Bullying Prevention You’re not alone. We’re here to help.
Nearly one in five students report being bullied at school. Bullying can take many forms, from physical altercations to mean rumors to online cruelty, but they share one common theme: bullying hurts
What is bullying?
Bullying is repeated, unwanted, and aggressive behavior, often among school-aged children but can certainly last well beyond that. Bullying is when someone uses their power, real or perceived, to hurt someone or make them feel bad or intimidated. Cyberbullying is bullying performed in an online setting, using social media or other electronic communication methods. Sometimes this is anonymous; sometimes it’s not.
Stride is committed to bullying prevention—and we can help provide a safe, supportive alternative for your family.
In a survey of parents during the 2020–2021 school year, 35% said they enrolled their students in a Stride K12-powered school because of safety and/or mental health concerns that stem from a previous school.
We know that bullying can impact a student's performance in the classroom. Stride K12-powered teachers are specially trained in online instruction methods, including understanding and identifying cyberbullying. With more than 20 years of experience in online education, Stride K12-powered schools offer a variety of family support resources that provide a holistic approach to learning that drives student success and engagement. Stride K12-powered schools are the safe space your family deserves.
The Stride K12-powered experience includes:
A zero-tolerance policy for bullying
Helping students understand what bullying is and what it looks like online
Trained online teachers who recognize the signs of bullying behavior
An environment that encourages bystanders to take action
Monitoring of school social media accounts and groups
Engaging families and Learning Coaches in educational and awareness training and reporting
Watch Bryanna and her mom Tammy share their story.
How her Stride K12-powered education made all the difference.
Real Stride K12 Students tell their stories.
* Noah H., Ethan L., and Samantha S. are graduates of K12-powered schools in Ohio and Virginia, and their statements reflect their experiences at their schools.
Is the safety of a K12-powered online school right for your family?
How to prevent bullying
If you're an adult, intervene immediately. Send the message that bullying is not acceptable. Stay calm, model respectful behavior, and make sure everyone is safe.
Keep the lines of communication open, and always listen. Make sure not to downplay the issues or think kids can handle them on their own.
Remember, parents and caregivers are students' number one advocates, and obviously know best when it comes to the most effective ways their students learn. Some students learn best when they have fewer classroom distractions, like bullies. No matter what the preferred learning method is, experienced online providers offer families and teachers a structured experience that is personalized to meet the learning needs of each student.
Signs a child is being bullied
Recognizing the warning signs is an important first step in taking action against bullying. Not all children who are bullied or are bullying others ask for help. According to StopBullying.gov , signs a child is being bullied might include:
Lost or destroyed clothing, books, electronics, or jewelry
Frequent headaches or stomach aches, feeling sick, or faking illness
Changes in eating habits, like suddenly skipping meals or binge eating. Kids may come home from school hungry because they did not eat lunch.
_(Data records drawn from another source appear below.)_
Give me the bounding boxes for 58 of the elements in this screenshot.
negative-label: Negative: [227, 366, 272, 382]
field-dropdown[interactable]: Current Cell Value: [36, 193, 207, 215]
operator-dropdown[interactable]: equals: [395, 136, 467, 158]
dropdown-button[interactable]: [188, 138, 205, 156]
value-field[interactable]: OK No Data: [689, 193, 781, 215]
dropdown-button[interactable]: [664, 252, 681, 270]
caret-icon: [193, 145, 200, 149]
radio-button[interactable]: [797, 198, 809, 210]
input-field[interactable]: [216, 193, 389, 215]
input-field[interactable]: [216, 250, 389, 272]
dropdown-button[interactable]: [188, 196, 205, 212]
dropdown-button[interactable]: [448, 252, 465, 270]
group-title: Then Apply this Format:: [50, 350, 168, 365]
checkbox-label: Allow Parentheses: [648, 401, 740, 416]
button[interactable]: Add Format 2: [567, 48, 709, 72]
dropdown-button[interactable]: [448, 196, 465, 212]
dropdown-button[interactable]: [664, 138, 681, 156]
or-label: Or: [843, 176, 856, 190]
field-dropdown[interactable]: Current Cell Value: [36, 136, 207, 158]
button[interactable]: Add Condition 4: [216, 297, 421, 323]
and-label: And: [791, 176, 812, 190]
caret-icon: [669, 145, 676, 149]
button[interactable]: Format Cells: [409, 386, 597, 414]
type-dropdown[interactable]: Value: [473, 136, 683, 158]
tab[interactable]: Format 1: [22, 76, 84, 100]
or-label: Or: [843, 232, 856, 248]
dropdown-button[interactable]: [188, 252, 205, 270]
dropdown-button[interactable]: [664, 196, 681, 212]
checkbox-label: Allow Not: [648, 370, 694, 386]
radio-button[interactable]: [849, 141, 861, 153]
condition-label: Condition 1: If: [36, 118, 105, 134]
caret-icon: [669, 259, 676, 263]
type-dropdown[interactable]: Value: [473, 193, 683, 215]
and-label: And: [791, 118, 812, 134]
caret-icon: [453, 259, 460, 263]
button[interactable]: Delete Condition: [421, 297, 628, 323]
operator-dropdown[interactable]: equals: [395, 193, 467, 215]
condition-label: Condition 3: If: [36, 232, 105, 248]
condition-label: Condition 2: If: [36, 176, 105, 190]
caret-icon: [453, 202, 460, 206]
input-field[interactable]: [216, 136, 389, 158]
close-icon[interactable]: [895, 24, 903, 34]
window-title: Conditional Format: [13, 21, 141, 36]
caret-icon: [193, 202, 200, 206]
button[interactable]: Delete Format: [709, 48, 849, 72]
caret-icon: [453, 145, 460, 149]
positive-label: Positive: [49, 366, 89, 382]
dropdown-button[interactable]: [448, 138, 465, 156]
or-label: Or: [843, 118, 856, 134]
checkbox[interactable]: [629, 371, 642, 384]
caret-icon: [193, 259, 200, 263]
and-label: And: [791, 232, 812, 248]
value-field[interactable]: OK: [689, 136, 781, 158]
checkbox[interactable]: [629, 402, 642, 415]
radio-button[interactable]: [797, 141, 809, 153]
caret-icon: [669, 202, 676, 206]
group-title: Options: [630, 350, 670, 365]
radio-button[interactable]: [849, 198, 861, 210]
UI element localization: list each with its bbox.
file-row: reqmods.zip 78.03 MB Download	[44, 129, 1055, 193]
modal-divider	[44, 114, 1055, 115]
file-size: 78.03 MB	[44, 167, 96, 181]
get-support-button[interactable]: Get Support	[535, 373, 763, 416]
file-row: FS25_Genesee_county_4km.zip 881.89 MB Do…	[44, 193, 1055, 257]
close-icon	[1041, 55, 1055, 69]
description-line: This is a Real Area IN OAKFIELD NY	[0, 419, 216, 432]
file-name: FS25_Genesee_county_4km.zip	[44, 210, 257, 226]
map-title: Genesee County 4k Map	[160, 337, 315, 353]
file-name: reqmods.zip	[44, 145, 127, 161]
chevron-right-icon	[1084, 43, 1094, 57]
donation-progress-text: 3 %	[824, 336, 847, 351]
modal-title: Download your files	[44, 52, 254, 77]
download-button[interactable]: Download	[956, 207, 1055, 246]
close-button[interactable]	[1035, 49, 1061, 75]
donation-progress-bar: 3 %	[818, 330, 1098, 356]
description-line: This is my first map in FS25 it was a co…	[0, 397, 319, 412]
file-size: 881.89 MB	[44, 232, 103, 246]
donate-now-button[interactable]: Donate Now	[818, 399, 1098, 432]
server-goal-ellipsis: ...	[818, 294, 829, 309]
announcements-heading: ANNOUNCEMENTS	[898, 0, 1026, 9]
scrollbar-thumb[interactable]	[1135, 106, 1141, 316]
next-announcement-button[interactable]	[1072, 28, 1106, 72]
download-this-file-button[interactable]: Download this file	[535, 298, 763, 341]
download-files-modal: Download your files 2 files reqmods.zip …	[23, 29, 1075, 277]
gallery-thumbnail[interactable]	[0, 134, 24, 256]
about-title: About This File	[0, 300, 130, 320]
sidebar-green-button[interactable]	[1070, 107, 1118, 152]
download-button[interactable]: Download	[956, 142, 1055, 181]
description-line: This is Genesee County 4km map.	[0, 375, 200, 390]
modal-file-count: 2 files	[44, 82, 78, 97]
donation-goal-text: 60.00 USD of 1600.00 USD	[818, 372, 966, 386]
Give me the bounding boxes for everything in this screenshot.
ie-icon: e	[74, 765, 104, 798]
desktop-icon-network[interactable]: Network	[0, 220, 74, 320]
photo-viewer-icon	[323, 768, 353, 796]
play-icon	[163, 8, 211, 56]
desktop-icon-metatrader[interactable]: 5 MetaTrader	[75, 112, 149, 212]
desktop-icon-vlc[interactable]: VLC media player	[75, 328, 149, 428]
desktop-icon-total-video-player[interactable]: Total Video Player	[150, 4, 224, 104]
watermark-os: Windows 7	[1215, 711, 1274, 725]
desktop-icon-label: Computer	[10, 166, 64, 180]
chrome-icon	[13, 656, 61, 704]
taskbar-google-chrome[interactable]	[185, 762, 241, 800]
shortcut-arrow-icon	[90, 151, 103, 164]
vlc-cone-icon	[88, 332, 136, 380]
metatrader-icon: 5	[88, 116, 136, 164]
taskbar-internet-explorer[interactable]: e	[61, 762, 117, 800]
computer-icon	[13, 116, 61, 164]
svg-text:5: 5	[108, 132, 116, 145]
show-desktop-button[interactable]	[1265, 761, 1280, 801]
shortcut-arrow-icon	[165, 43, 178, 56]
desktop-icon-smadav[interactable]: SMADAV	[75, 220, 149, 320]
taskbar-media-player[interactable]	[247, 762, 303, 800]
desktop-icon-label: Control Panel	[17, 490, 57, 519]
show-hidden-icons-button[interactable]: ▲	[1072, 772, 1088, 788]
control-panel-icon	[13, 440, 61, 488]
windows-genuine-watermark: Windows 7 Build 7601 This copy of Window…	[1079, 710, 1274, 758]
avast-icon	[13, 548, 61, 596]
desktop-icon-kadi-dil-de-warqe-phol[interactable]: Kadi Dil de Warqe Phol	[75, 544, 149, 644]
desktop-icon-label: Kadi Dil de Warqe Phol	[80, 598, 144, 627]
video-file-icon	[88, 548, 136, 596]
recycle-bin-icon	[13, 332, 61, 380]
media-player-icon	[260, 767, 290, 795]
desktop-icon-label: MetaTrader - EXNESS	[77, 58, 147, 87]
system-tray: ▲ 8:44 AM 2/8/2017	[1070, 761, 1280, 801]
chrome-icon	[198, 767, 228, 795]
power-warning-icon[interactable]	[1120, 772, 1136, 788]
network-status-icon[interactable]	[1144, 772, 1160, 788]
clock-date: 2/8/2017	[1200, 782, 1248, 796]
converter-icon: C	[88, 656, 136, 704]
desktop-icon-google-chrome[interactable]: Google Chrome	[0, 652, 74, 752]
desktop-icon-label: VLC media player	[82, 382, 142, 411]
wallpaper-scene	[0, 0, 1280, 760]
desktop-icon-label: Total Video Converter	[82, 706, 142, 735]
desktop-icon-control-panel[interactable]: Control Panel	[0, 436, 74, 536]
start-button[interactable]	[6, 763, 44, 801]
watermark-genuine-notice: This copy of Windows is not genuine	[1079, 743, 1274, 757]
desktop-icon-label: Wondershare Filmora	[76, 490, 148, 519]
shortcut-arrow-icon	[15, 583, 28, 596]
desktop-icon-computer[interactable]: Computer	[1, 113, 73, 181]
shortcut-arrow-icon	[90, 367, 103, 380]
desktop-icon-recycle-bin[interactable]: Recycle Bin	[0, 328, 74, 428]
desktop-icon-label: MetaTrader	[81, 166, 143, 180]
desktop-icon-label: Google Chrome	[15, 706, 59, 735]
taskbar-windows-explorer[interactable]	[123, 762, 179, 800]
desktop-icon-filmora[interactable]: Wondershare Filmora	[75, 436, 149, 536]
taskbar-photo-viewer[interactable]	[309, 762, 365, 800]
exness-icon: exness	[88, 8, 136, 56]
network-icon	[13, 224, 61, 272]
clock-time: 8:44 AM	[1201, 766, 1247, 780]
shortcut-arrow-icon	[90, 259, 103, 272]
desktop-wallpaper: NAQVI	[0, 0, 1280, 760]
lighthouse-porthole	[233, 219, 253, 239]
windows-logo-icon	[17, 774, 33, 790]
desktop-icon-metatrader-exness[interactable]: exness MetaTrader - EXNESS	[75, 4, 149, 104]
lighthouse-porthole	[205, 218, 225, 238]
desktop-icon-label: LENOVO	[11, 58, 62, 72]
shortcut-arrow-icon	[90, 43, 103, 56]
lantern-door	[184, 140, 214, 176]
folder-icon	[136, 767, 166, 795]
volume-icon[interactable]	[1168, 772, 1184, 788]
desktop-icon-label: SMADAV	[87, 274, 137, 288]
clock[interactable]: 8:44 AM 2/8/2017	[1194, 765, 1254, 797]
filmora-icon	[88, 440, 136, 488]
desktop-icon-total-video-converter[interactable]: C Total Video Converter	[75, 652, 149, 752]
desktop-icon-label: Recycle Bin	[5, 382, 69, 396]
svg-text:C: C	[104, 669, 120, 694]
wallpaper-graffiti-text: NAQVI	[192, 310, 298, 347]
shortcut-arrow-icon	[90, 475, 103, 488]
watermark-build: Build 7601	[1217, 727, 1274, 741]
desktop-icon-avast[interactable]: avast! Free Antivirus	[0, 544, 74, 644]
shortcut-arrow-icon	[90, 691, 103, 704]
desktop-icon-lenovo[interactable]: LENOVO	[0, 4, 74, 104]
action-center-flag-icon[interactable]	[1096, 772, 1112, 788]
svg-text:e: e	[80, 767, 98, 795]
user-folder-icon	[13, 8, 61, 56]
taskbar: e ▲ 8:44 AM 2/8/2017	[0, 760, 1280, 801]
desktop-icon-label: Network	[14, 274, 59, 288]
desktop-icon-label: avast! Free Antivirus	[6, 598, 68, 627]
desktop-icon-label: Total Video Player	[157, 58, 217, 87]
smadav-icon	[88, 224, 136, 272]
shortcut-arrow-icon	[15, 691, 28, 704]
Difficulty sleeping or frequent nightmares
Declining grades, loss of interest in schoolwork, or not wanting to go to school
Sudden loss of friends or avoidance of social situations
Feelings of helplessness or decreased self-esteem
Self-destructive behaviors such as running away from home, harming themselves, or talking about suicide
Effects of bullying
Kids who are bullied might experience mental health effects like depression, anxiety, loneliness, and changes in their sleep and eating habits. They may also experience changes in their physical health, as well as decreased academic achievement. They are more likely to miss or drop out of school and have an increase in suicidal ideation.
But the effects are not limited to the targets of bullying. The children who bully are also at risk. Kids who bully are more likely to abuse alcohol and drugs, get into fights, drop out of school, and even abuse their spouses as adults.
When to call the police or get medical attention
Bullying is never okay, but some types of bullying require emergency attention. These include situations wherein:
A weapon is involved.
There are threats of serious physical injury.
There are threats of hate-motivated violence such as racism or homophobia.
There is serious bodily harm.
There is sexual abuse.
Anyone is accused of an illegal act such as robbery or extortion—using force to get money, property, or services.